SIAPKAN MUSYWIL: Dari kiri; Djoko S, Tafsir, dan Ari Anshori menjelaskan tentang mekanisme pemilihan Ketua PWM Jateng periode 2015-2020, kemarin. (AHMAD FAISHOL/JAWA POS RADAR SEMARANG)
SIAPKAN MUSYWIL: Dari kiri; Djoko S, Tafsir, dan Ari Anshori menjelaskan tentang mekanisme pemilihan Ketua PWM Jateng periode 2015-2020, kemarin. (AHMAD FAISHOL/JAWA POS RADAR SEMARANG)

SEMARANG – Sebanyak 39 kader Muhammadiyah di Jawa Tengah dinyatakan memenuhi syarat menjadi calon tetap Pimpinan Wilayah Muhammadiyah (PWM) Jawa Tengah periode 2015-2020. Mereka akan bersaing memperebutkan jabatan Ketua dan Sekretaris dalam Musyawarah Wilayah (Musywil) Muhammadiyah Jawa Tengah ke-47 yang dilaksanakan di Kudus, 18-20 Desember 2015.

Ketua Panitia pemilihan Ari Anshori mengatakan, sebelumnya ditetapkan 50 calon sementara dari 132 calon yang diusulkan masing-masing Pimpinan Daerah Muhammadiyah (PDM) dari 35 kabupaten/kota. Berdasarkan hasil Musyawarah Pimpinan Wilayah (Musypimwil) dijadikan calon tetap sebanyak 39 calon. ”Dari jumlah itu, akan dipilih 13 anggota yang akan menentukan ketua dan sekretarisnya,” ujarnya dalam konferensi pers di Gedung Muhammadiyah Jateng, Jalan Singosari Semarang, Kamis (17/12).

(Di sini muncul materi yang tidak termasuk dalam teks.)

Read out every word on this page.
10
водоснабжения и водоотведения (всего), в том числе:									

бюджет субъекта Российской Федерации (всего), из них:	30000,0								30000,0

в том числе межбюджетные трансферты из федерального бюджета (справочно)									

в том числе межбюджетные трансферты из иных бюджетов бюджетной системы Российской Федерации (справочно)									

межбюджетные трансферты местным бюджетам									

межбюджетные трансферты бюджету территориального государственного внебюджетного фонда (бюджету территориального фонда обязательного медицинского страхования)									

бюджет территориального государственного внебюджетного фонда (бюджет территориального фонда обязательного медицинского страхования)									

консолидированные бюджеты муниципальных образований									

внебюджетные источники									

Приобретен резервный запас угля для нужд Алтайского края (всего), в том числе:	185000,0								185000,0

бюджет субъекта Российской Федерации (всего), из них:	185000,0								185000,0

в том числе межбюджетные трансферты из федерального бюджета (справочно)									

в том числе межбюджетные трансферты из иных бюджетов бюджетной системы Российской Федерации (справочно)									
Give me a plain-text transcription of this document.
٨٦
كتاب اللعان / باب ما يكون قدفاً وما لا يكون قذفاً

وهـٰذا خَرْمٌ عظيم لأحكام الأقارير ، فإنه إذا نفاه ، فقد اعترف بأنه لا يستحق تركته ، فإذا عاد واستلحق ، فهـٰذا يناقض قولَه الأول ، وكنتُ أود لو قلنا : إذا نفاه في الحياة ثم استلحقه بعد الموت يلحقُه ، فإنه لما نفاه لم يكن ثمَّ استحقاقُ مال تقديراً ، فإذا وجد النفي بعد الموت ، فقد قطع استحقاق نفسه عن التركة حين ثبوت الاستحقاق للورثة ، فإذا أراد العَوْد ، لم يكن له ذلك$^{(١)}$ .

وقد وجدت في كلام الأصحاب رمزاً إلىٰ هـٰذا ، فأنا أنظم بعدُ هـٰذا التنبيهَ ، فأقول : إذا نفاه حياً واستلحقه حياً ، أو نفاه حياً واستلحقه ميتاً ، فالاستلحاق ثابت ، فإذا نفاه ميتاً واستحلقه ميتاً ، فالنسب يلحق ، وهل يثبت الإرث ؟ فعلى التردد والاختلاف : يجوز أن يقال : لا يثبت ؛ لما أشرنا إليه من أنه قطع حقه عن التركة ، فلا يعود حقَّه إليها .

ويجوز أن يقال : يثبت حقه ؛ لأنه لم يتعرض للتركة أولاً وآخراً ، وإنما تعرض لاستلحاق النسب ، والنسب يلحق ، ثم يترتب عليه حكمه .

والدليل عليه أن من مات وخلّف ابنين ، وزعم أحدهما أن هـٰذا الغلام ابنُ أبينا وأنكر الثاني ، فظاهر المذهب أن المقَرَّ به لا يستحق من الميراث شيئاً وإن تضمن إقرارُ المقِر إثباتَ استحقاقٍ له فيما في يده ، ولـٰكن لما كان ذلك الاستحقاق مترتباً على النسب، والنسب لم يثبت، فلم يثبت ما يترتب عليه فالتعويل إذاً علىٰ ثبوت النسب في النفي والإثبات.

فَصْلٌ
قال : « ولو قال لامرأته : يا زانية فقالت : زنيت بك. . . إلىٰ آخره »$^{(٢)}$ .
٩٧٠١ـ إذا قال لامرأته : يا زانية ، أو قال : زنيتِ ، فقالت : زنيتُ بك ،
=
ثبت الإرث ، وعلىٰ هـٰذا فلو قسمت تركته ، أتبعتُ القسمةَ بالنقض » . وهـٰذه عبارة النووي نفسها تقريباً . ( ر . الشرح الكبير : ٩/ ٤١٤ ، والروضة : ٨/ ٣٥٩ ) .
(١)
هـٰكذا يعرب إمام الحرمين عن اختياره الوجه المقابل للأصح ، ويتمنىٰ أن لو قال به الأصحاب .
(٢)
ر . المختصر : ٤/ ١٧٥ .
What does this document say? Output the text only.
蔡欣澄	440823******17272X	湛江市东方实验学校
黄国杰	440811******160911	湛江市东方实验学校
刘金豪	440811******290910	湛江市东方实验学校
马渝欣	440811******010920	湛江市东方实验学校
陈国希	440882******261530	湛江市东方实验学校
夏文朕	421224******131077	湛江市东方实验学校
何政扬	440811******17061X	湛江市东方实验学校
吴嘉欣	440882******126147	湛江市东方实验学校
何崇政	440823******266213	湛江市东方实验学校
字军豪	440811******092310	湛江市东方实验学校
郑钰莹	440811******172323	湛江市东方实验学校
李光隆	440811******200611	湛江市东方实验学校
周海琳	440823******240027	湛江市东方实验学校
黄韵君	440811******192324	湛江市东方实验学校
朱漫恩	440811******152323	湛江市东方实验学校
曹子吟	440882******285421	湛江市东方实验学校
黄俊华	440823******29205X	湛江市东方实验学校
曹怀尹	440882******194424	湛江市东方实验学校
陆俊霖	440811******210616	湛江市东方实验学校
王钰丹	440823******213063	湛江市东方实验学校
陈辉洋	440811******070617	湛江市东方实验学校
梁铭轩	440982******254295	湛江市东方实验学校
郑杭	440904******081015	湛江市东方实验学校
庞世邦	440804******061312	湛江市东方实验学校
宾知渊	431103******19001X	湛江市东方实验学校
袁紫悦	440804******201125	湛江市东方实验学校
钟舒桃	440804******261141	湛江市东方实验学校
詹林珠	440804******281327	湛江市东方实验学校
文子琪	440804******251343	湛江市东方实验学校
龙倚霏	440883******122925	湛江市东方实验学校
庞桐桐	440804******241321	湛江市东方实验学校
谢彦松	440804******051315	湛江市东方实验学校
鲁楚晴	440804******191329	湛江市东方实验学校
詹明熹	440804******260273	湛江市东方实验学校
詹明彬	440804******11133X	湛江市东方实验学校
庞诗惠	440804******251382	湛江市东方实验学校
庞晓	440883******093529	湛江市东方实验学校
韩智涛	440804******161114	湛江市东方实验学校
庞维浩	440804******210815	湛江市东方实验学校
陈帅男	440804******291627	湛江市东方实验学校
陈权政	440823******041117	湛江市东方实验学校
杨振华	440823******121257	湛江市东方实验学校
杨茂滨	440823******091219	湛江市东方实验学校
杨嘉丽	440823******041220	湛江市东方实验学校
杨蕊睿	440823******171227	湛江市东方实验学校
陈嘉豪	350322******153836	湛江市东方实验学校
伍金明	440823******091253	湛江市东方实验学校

Berbeda dengan pemilihan biasanya, lanjut Ari, ketua dipilih tidak berdasarkan suara terbanyak. Namun berdasarkan musyawarah mufakat di antara 13 anggota terpilih. Bagi ketua terpilih nantinya akan diminta memberikan sambutan terkait kesediaannya memimpin Muhammadiyah di Jateng dalam lima tahun mendatang. ”Jika (yang bersangkutan) tidak bersedia, maka dilakukan musyawarah lagi sehingga terpilih Ketua yang baru,” terang dosen Universitas Muhammadiyah Surakarta (UMS) itu.